Description:
One of Glasgow's most notorious landmarks is set to be
completed, 40 years after construction began.
The 'Bridge to Nowhere' is a pedestrian link over the M8
motorway at Anderston, but it was never finished in the 1970's and
ended about 40ft in the air behind the Hilton Hotel.
The project with Glasgow City Council, the charity Sustrans
and Raynesway Construction has completed the link from
Kelvingrove Park to the city centre. This will enable people
from Anderston to travel by foot into the city centre, and use the
wider network of paths which link to it.
The bridge will be renamed, although the new name and a method
for deciding it, is yet to be revealed by the Council.
The project is part of wider plans to improve cycling across the
city, with new cycle routes being planned to link Glasgow Green
with a number of key destinations in the east end of the city,
including Commonwealth Games venues.

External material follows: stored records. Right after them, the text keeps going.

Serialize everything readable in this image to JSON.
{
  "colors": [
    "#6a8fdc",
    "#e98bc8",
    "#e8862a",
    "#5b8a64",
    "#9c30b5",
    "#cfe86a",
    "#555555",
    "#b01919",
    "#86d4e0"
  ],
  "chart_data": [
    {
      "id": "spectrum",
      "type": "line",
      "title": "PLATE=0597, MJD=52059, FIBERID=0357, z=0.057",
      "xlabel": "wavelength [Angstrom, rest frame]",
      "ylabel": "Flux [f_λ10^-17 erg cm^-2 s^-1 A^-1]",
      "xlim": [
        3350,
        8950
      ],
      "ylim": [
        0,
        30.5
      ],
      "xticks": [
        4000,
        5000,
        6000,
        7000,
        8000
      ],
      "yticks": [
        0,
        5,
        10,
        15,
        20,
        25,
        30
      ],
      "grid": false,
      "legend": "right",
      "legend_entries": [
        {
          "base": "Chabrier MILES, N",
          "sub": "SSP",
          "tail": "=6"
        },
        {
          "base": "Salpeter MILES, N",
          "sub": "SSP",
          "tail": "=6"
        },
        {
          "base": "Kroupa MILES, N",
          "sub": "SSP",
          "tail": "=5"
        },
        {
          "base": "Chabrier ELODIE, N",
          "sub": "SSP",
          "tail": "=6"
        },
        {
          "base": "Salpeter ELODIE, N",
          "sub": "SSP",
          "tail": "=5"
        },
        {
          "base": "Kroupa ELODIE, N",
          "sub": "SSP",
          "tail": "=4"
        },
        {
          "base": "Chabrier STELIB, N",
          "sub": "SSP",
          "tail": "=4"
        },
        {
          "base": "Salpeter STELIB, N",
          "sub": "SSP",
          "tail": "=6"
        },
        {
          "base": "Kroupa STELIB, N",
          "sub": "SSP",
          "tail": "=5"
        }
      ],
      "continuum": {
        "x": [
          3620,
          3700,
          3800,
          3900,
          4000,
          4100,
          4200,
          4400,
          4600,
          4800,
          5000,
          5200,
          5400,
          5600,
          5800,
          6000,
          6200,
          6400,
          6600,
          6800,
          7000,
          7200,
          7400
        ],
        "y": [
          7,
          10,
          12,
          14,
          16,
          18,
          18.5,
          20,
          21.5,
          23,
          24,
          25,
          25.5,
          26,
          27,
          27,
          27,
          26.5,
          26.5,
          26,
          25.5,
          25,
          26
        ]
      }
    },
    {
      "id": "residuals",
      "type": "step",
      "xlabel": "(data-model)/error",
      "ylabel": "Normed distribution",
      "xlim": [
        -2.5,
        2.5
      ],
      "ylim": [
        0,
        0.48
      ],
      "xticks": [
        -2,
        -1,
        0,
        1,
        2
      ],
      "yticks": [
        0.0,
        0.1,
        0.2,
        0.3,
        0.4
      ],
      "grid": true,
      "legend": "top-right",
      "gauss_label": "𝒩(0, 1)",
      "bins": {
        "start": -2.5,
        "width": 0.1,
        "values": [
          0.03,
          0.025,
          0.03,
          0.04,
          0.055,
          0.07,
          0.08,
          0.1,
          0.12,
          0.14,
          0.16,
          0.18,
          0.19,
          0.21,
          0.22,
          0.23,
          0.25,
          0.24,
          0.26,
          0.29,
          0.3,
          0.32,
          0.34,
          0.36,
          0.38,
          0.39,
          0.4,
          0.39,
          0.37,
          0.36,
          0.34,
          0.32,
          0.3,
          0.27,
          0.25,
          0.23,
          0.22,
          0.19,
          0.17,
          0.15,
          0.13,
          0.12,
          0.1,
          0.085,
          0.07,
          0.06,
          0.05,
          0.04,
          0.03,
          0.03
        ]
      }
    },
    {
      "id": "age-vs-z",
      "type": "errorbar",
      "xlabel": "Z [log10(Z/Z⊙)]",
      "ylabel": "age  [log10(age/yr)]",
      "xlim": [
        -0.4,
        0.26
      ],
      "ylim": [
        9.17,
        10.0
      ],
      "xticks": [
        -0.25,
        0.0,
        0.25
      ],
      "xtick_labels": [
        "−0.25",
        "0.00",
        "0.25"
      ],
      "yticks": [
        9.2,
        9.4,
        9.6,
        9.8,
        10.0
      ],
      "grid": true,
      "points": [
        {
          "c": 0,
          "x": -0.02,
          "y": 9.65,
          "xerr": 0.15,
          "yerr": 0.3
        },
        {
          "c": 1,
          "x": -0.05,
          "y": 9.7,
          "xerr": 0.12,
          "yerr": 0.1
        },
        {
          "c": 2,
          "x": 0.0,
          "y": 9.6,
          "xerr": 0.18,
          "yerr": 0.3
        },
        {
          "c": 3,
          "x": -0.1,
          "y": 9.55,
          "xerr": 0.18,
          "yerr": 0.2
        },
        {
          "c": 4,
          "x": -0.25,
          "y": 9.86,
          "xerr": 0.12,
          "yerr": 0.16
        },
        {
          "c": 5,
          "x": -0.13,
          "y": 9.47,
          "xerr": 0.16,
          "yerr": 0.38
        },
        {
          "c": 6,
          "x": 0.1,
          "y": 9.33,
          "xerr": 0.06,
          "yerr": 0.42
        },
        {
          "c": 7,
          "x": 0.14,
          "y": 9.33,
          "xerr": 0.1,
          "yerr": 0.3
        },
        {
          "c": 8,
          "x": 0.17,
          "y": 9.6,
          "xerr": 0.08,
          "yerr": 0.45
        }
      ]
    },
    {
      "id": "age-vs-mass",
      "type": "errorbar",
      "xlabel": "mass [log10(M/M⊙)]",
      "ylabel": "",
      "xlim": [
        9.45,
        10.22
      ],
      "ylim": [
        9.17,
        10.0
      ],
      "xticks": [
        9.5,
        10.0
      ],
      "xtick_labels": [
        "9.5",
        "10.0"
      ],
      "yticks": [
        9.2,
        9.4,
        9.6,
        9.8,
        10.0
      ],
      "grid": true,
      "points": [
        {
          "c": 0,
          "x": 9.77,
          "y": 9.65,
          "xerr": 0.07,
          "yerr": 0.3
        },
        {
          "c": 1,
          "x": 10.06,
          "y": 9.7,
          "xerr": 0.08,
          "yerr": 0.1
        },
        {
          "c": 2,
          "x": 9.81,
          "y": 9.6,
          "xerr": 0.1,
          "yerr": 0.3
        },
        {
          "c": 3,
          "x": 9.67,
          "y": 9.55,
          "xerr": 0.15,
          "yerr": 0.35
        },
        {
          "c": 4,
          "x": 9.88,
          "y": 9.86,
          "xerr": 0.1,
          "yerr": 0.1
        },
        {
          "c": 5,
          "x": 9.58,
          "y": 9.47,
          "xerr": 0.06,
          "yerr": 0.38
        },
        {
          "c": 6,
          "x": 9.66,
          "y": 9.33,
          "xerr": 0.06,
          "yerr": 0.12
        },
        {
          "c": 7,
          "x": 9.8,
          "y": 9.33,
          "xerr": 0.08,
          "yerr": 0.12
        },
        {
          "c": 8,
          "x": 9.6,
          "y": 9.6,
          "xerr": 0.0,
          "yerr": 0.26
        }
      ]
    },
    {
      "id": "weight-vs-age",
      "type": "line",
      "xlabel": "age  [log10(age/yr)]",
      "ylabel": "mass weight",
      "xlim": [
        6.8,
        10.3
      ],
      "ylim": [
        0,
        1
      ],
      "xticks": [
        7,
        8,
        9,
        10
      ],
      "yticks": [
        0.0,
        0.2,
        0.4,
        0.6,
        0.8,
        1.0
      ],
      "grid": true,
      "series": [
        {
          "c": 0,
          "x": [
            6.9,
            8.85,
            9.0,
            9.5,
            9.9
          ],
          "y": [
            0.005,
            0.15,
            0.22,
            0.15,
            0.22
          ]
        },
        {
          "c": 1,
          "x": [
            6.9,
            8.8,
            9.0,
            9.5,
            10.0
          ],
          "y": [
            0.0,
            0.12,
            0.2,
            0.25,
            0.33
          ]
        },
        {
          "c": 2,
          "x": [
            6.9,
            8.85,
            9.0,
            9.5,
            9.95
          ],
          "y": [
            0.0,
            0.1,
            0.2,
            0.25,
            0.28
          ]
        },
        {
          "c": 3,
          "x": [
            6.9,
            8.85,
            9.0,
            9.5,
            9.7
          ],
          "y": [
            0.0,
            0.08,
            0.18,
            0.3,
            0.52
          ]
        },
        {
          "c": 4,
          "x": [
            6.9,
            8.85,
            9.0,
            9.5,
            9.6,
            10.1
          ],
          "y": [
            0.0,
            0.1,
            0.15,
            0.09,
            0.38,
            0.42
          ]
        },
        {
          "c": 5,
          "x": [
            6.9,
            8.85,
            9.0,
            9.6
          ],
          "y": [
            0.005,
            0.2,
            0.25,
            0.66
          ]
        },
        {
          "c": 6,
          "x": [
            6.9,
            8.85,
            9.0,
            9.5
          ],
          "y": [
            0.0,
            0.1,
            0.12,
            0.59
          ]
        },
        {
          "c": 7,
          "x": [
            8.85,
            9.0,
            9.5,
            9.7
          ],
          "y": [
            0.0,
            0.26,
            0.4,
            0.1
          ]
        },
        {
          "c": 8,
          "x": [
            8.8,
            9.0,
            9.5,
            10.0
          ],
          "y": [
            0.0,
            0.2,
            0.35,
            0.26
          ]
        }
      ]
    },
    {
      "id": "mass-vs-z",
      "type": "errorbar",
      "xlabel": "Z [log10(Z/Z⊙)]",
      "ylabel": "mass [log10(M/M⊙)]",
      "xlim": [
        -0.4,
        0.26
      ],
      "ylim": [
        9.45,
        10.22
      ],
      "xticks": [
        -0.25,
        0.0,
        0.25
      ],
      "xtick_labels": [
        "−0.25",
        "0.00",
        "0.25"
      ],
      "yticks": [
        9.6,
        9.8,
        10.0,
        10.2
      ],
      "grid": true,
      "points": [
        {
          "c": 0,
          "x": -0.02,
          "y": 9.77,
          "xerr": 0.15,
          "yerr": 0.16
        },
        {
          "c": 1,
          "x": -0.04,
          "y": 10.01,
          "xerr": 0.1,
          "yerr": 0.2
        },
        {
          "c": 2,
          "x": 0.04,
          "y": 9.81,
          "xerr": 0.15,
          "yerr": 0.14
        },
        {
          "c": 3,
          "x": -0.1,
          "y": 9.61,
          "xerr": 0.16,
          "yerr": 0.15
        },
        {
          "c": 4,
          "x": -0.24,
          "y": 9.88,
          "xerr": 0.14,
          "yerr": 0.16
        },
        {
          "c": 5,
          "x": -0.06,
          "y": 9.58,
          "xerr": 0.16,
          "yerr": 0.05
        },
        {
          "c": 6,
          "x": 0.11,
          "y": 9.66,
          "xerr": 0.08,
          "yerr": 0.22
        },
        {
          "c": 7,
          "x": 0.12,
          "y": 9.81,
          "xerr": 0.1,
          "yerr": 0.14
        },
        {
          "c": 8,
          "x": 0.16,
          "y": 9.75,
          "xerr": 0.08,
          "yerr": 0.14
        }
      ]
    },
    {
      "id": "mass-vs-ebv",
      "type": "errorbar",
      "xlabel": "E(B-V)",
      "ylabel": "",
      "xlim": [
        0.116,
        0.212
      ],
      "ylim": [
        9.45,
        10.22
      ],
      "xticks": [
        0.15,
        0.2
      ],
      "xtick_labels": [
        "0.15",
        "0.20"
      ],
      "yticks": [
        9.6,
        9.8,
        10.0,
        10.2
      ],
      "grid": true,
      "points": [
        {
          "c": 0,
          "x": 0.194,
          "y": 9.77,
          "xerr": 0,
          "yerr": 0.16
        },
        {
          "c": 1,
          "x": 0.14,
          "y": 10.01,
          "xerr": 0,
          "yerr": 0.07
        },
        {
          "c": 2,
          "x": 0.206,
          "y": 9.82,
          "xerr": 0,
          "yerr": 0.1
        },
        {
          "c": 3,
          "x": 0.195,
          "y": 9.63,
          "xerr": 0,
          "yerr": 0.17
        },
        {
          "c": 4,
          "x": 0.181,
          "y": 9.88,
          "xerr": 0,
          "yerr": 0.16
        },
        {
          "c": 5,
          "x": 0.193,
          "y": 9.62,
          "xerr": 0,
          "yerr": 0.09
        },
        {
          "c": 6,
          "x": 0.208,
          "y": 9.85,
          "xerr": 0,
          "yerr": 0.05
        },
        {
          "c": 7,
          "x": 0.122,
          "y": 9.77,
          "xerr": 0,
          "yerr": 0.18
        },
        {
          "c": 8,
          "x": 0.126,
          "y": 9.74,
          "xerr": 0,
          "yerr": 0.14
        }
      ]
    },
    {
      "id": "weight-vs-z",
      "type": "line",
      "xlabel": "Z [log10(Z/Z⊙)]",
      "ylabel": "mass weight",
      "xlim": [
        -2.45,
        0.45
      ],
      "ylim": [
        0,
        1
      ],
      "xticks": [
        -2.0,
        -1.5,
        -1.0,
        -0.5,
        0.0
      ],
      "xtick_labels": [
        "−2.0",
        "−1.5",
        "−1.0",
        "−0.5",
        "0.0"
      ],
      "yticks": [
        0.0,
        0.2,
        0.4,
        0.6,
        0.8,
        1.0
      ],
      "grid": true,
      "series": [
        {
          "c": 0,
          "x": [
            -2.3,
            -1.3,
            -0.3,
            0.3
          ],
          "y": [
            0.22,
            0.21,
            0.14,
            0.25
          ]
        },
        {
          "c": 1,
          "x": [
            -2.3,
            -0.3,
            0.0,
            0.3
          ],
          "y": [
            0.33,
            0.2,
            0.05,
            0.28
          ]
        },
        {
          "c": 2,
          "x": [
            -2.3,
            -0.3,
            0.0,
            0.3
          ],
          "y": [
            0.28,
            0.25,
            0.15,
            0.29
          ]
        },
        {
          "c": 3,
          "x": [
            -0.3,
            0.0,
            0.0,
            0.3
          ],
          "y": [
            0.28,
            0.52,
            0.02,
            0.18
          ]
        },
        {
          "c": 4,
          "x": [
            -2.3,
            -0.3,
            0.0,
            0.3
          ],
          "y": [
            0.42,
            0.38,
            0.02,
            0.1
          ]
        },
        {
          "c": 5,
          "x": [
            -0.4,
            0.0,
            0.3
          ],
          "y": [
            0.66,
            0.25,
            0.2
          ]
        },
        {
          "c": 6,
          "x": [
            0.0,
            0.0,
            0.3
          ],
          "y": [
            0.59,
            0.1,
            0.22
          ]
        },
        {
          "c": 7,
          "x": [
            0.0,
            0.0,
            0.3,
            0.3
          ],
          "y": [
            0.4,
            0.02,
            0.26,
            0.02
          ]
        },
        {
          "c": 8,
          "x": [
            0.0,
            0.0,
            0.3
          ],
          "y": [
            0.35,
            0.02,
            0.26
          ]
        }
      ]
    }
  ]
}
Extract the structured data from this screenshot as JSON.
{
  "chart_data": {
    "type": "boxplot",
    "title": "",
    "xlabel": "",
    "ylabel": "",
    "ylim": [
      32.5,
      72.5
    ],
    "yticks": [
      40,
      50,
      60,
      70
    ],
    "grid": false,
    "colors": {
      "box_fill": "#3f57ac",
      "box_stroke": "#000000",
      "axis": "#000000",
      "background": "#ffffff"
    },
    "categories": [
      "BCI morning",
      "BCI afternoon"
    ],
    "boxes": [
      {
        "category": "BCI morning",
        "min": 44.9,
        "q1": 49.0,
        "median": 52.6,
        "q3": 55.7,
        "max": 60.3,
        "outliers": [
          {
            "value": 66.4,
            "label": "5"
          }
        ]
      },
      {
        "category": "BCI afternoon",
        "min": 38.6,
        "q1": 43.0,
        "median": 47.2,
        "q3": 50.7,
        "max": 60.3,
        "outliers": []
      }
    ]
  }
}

A new on-road segregated
two-way cycle way was opened in the east end of Glasgow in October
2012.
As part of the project there will also be a new 'portrait bench'
allowing people to sit alongside steel representations of
naturalist and hillwalker Tom Weir, trade union activist Jimmy Reid
and inventor James Watt, who harnessed steam technology.
Glasgow City Council are hopeful that the bridge will help to
boost Glasgow's cycling culture, city councillor Archie Graham said
"We hope the new route will prove pivotal in transforming cycling
in Glasgow and form a lasting legacy following the Commonwealth
Games in 2014. The National Cycle Route already runs from
Kelvingrove Park to Anderston and this final link will be the jewel
in the crown."
The Anderson Footbridge was completed in summer 2013.